Our theme for 2018 is “The Life.” Today we explore that theme with…..
The Life of a Big Kid Minister
Brittani grew up at Crescent Hill and joined the staff in March 2012. She is a graduate of the University of Louisville and Baptist Theological Seminary at Richmond, in Richmond, Virginia. She served two churches in Virginia before returning to Louisville.
Working with teenagers has been my calling for the past 15 years or so, since I was a teenager myself. Recently it occurred to me that I never really transitioned into the adult life of the church. I went from youth to youth minister without much time spent as a “real adult” church member. I continue to reflect on what this means.
Does this makes it hard for me to fully understand what it is like to participate in church life as an adult? Is that a help or a hindrance? I think it certainly has meant that I am more in touch with what teenagers think about the world than what adults think. I am okay with that. In fact, I think teenagers see the world more clearly than adults. Teenagers have fewer preconceived notions getting in the way. They have fewer external obligations distorting their view. They have fewer “it’s always been this ways” holding them back. People are always telling them they’ll understand things better when they’re older. This probably isn’t true.
Teenagers are learning the many dangers of the world, but they haven’t given into the fear yet. They still feel invincible. Teenage brains are still forming, and thankfully most have not yet forgotten their imaginations, or their childhood knowledge. To paraphrase and idea from G.K. Chesterton: Fairy tales do not tell children the dragons exist. Children already know that dragons exist. Fairy tales tell children the dragons can be killed.

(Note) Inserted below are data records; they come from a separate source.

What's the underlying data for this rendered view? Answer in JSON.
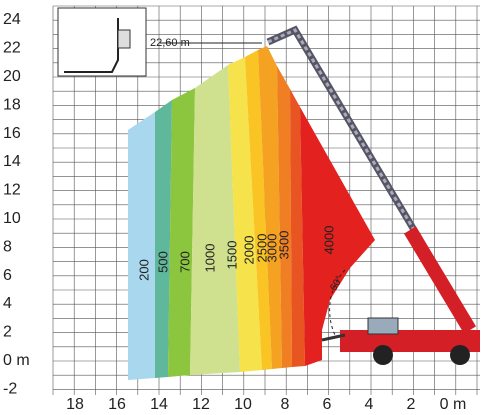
{
  "y_axis": {
    "labels": [
      "24",
      "22",
      "20",
      "18",
      "16",
      "14",
      "12",
      "10",
      "8",
      "6",
      "4",
      "2",
      "0 m",
      "-2"
    ]
  },
  "x_axis": {
    "labels": [
      "18",
      "16",
      "14",
      "12",
      "10",
      "8",
      "6",
      "4",
      "2",
      "0 m"
    ]
  },
  "height_annotation": "22,60 m",
  "zones": [
    "200",
    "500",
    "700",
    "1000",
    "1500",
    "2000",
    "2500",
    "3000",
    "3500",
    "4000"
  ],
  "angle_label": "60°"
}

I think teenagers are in the perfect position to be dragon-slayers. They don’t have adult jobs yet. They don’t have adult fears yet. But they still have their fairy tales. They can still kill the dragons the adults are hiding from and having business meetings about.
Thinking back over my life this far, I must admit that I have always resisted growing up. Childhood has always been more alluring to me than adulthood. Adolescence is the perfect mixture of both; a realm I am content to inhabit, even at 33. It is a realm where friends matter more than anything else, where burnt marshmallows taste good and we aren’t afraid to eat them after they fall on the ground. It is a place from which we can see many of the problems of the world and still believe it can be saved. It is a space where ideals can still win over budgets and politics; where heroes can still swoop in and rescue us.
The world tells us to grow up. We might be tempted to think the Bible tells us to do this also. Certainly we should train up children in the right way and we should all grow in faith and knowledge of the Lord. But do we really need to “put away childish things” forever? Paul in 1 Corinthians 13 wrote, “When I was a child, I talked like a child, I thought like a child, I reasoned like a child. When I became a man, I put the ways of childhood behind me. For now we see only a reflection as in a mirror; then we shall see face to face. Now I know in part; then I shall know fully, even as I am fully known.”
Adults tend to read this as a condemnation of childish thinking. But I’m not so sure. Even though Paul has put the ways of childhood behind him, as a man he admittedly knows only in part. I wonder if Paul could have been lamenting over what he has left behind. Maybe children can still see face to face while the adults are left with that dim reflection. I certainly felt more “face to face” with God in my childhood than I do now.
Jesus said, “Truly I tell you, unless you change and become like little children, you will never enter the kingdom of heaven” (Matthew 18:3). For children and teenagers, the Kingdom is still a real place, some lovely combination of Never-Never Land and Psalm 23. For me, youth ministry is about finding ways to get back there, “second star to the right and straight on till morning”. It’s about making sure the Kingdom stays a real place as we make our journey into adulthood. Maybe that’s why I can’t grow up. I have to stay behind to keep the door wide open between childhood and adulthood so that our dragon-slaying faith will fit through.
My ministry philosophy is a combination of 1 Timothy 4:12 and another quote from G.K. Chesterton: Don’t let anyone look down on you or your teenagers because you are young, but set an example for the adults in speech, in conduct, in love, in faith and in childlike purity. For through sin, we grow old and God our Father remains younger than we.